Tags
Purpose-built floating batteries that the Spanish built to attack Gibraltar during the siege of 1779-83. They were a special design for that operation and looked a lot like CSS Virginia (lately USS Merrimack)–a fully enclosed gundeck with sloping bulwarks. They were quite elaborate, with water reservoirs on the deck over the guns as a defense against fire ships and cork in the hold to provide reserve buoyancy. Unfortunately for the Spanish, they were more or less a complete failure. They were set on fire by red-hot shot that lodged in places that could not be reached by the firefighting crews.
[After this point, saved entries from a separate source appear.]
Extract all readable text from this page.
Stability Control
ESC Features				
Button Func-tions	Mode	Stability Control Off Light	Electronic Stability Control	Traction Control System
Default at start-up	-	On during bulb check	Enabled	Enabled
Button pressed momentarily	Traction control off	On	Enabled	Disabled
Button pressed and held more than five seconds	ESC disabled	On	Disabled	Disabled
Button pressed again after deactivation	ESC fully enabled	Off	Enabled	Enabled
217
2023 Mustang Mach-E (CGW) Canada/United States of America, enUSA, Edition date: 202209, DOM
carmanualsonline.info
The Spanish ‘Battering Ships’ were converted merchant ships names were Pastor 31, Paula Prima 31, Talla Piedra 31, Rosario 29, San Cristobal 28, Principe Carlos 15, Paula Segundo 13, San Juan 13, Santa Ana 11, Dolores 10. They were designed by the French engineer Monsieur d’Arcon, and were rushed into service before the water system was fully tested because Admiral Howe was coming with another supply fleet to Gibraltar. The books ‘The British Navy in Adversity’ by W.M James and the ‘French Navy and American Independence’, by J. Dull give an account of the battle.
There are pictures of the Gibraltar “battering ships” in T.H. McGuffie, The Siege of Gibraltar, 1779-1783 (London: B.T. Batsfore Ltd, 1965), one of the “British Battles Series.” “The defeat of the floating batteries during the night of 13-14 September, 1782, From an aquatint by C. Tomkins after F. Jukes and J. Clevely,” and “Sir Roger Curtis rescuing Spaniards from the burning battering-ships, From an engraving by J.F. Sherwin,” facing page 163. Unfortunately, the batteries are not depicted very clearly in either illustration. There is what appears to be a silhouette of one of the battering ships at the end of the chapter on page 167. This shows them rigged, the rigging being described briefly on page 154.